ABSTRACT

Probably the earliest of the fully extant ancient novels, Chariton’s Callirhoe survives as a complete text in only one single manuscript from the Middle Ages. Fragments from three papyri written between 150 and 250 and from a sixth-or seventh-century palimpsest indicate, however, that the text remained to a degree popular at least until late antiquity. We know nothing of the author except for the few facts he tells us himself. He writes that he is the secretary of a rhetor and that he hails from Aphrodisias, a city in southwestern Asia Minor. His Greek points to a date roughly in the first half of the first century, if not in fact even earlier-to the period immediately before the birth of Christ. The probable terminus ante quem seems to be provided by Persius in the last line of his first satire, written by the year 62 at the latest.
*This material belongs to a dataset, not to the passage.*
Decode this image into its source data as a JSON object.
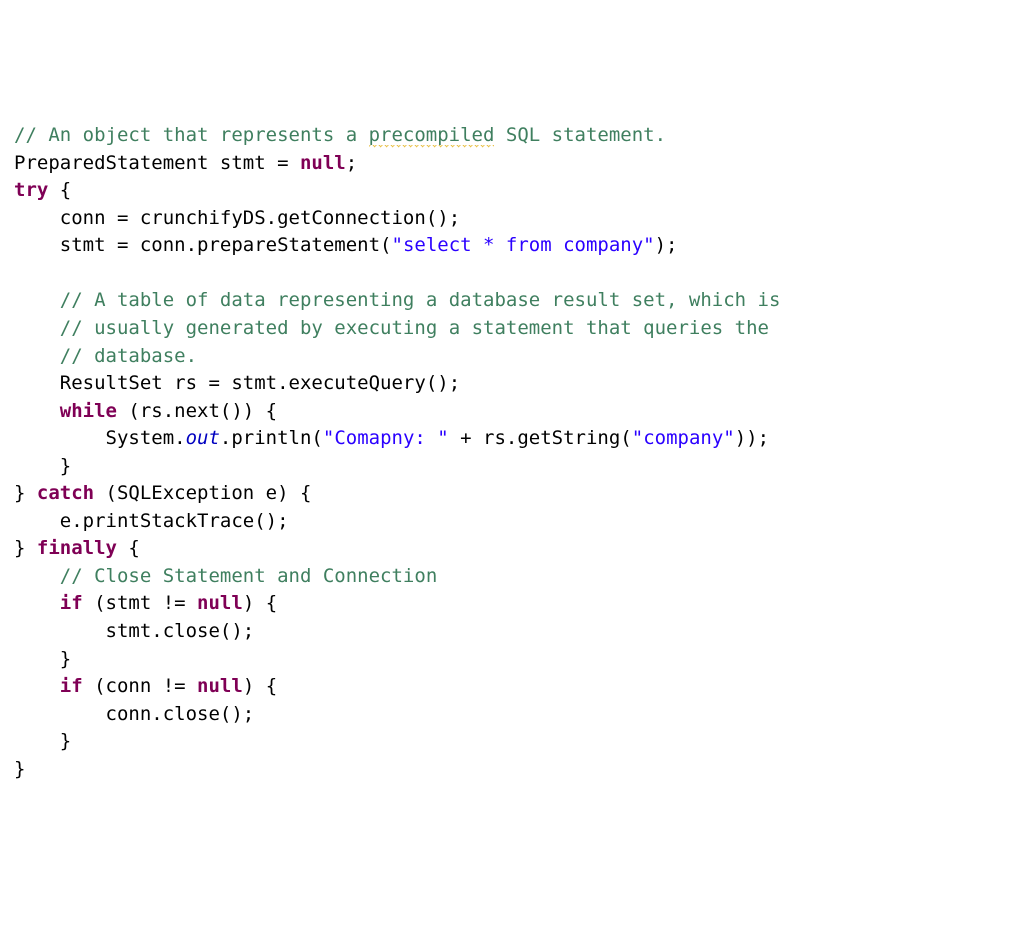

There, readers for whom his own work is intellectually too demanding are recommended by the poet to try ‘an edict’ in the morning and ‘Callirhoe’ after lunch. This one name alone was in all likelihood the original title of the novel, as the author’s final words would at any rate seem to suggest: ‘This much I wrote about Callirhoe.’ The work is also cited as ‘Chaereas and Callirhoe’, but this title undoubtedly first came into use in the Byzantine period. Another possibility is that the novel had a pseudohistoriographical title-‘Sicelica’—because the story begins and ends in the Sicilian city of Syracuse in the fifth/fourth century BC.